France's telecom giant Orange Tuesday reported a near tripling of net profits in 2015 as it pursues efforts to take over smaller rival Bouygues Telecom.

Net profits came in at 2.65 billion euros ($2.95 billion) despite sales slipping back 0.1 percent to 40.24 billion euros in line with average estimates, financial director Ramon Fernandez said, welcoming a "stabilising of margins."

Orange, 20-percent owned by the French state, said last month it had "renewed preliminary discussions" with the Bouygues group to take over its telecoms division.

The move would consolidate one of Europe's most competitive telecoms marketplaces to three players from the current four.

CEO Stephane Richard told BFM television a takeover would comprise "a big operation which requires us to spend the required time" on preparing a deal to cement Orange's European market position over 20 years.

He suggested if both parties were agreed, a deal worth "around ten billion euros" could materialise around mid-March assuming notably agreement to sell off some Bouygues assets to Iliad SA, parent of Free, and Numericable-SFR to overcome antitrust issues.

Richard said a return to three operators would be beneficial to Orange as his firm had seen its market "value suffer" with the arrival of Free.

Fernandez said after fourth quarter sales edged up to 10.39 billion euros from 10.38 in the same period in 2014 that commercial activity was solid with high speed internet a strong "growth vector".
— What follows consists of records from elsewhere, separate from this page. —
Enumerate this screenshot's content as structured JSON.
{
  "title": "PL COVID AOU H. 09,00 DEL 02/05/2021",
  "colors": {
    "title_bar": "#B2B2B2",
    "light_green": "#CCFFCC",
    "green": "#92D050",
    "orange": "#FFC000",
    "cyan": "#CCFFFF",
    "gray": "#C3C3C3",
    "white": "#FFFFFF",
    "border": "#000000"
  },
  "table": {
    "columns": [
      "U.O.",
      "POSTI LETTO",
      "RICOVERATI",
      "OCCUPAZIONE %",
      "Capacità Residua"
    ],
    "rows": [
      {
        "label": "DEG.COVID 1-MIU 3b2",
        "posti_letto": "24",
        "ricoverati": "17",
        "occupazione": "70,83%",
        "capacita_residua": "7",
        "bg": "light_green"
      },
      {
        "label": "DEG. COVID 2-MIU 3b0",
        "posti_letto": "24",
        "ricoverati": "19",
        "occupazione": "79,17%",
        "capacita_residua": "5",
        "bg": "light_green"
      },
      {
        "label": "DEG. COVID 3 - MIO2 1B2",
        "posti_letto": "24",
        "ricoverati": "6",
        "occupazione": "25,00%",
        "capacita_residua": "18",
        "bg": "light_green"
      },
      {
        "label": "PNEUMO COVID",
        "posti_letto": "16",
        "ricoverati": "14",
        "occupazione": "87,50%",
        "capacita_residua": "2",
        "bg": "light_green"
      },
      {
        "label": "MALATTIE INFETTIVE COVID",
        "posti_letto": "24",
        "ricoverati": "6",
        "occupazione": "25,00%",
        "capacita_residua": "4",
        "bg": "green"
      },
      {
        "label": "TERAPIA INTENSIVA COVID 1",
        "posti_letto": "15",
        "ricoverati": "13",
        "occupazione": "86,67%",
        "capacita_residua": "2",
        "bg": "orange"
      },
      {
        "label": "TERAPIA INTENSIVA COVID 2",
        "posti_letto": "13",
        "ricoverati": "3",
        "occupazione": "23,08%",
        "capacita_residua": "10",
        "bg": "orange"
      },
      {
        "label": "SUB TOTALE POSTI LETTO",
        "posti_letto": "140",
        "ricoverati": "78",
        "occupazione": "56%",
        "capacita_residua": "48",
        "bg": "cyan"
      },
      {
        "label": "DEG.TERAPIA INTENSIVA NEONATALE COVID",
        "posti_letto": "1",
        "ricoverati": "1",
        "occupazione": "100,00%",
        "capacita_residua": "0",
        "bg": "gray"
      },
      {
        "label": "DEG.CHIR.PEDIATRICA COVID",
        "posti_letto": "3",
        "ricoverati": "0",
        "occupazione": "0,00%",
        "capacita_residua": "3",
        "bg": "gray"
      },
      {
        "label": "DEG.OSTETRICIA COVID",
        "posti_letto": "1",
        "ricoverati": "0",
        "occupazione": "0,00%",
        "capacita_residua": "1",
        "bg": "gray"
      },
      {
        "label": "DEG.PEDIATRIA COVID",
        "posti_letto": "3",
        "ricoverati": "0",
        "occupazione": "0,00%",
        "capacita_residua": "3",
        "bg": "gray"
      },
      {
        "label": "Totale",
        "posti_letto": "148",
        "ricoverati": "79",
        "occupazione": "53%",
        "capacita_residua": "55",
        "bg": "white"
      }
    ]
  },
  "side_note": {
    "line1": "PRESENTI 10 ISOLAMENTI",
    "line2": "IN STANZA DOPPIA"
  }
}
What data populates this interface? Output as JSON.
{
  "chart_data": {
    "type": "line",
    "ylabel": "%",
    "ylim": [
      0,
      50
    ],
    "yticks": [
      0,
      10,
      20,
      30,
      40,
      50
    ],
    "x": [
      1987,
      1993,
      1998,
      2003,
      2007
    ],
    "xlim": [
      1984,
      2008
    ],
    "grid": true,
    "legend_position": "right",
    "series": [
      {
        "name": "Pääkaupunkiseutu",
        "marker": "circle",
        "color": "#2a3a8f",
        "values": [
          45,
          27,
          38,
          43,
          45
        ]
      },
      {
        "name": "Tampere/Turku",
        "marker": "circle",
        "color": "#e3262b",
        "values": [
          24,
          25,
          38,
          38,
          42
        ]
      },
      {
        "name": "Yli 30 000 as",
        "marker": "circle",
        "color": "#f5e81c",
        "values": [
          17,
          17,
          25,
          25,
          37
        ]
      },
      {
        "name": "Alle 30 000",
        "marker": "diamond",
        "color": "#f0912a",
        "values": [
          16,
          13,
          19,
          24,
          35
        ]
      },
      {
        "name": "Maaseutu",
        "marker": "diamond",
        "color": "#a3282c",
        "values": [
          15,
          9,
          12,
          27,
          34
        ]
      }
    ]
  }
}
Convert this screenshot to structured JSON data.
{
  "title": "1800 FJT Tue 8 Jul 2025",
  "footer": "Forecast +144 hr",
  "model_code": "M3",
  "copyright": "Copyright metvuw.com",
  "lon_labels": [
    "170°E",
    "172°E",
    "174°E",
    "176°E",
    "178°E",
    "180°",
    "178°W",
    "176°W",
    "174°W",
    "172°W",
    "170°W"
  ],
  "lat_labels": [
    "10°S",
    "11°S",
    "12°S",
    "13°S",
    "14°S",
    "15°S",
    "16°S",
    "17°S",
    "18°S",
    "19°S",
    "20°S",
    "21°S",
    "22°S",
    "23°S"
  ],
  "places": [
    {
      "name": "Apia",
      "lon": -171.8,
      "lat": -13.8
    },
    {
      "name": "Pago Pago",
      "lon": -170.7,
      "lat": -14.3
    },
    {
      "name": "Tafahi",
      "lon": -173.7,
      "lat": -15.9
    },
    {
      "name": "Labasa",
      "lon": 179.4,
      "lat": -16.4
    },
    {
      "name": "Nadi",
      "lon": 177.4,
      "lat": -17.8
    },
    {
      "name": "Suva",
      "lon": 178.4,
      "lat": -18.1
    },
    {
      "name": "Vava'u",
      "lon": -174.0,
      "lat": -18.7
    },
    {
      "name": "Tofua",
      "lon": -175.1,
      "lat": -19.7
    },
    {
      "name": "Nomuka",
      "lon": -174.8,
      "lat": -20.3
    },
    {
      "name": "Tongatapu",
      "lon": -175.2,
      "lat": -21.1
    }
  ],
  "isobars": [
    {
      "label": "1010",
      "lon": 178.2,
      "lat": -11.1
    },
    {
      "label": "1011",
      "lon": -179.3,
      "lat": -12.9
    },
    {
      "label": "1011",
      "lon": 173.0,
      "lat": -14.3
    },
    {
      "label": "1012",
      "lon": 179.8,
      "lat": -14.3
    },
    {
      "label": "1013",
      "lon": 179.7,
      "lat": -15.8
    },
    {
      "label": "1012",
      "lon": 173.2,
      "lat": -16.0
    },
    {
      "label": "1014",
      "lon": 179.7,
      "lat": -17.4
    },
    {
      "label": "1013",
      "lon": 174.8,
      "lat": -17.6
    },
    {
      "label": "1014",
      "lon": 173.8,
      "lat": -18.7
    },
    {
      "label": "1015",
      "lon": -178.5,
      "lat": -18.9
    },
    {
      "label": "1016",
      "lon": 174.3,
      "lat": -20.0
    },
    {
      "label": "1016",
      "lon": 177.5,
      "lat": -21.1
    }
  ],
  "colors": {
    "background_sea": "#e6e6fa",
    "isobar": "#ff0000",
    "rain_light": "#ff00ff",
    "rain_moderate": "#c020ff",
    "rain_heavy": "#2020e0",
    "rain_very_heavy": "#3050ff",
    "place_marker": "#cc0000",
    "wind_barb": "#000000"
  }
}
Richard meanwhile responded to recent media speculation in France and Italy by adding that Orange "has no plan to buy Telecom Italia" and had had "no contact or discussion" with stakeholders pertinent to a potential deal amid projected European consolidation.

Richard had indicated last year that swallowing Telecom Italia might be one "attractive" option for Orange, Europe’s second-biggest service provider in terms of subscribers.

Orange is open to consolidation amid falling sector prices in the face of fierce competition, not least from low-cost rival Free and Richard added he believed that western Europe's size meant three operators were adequate in the longer term.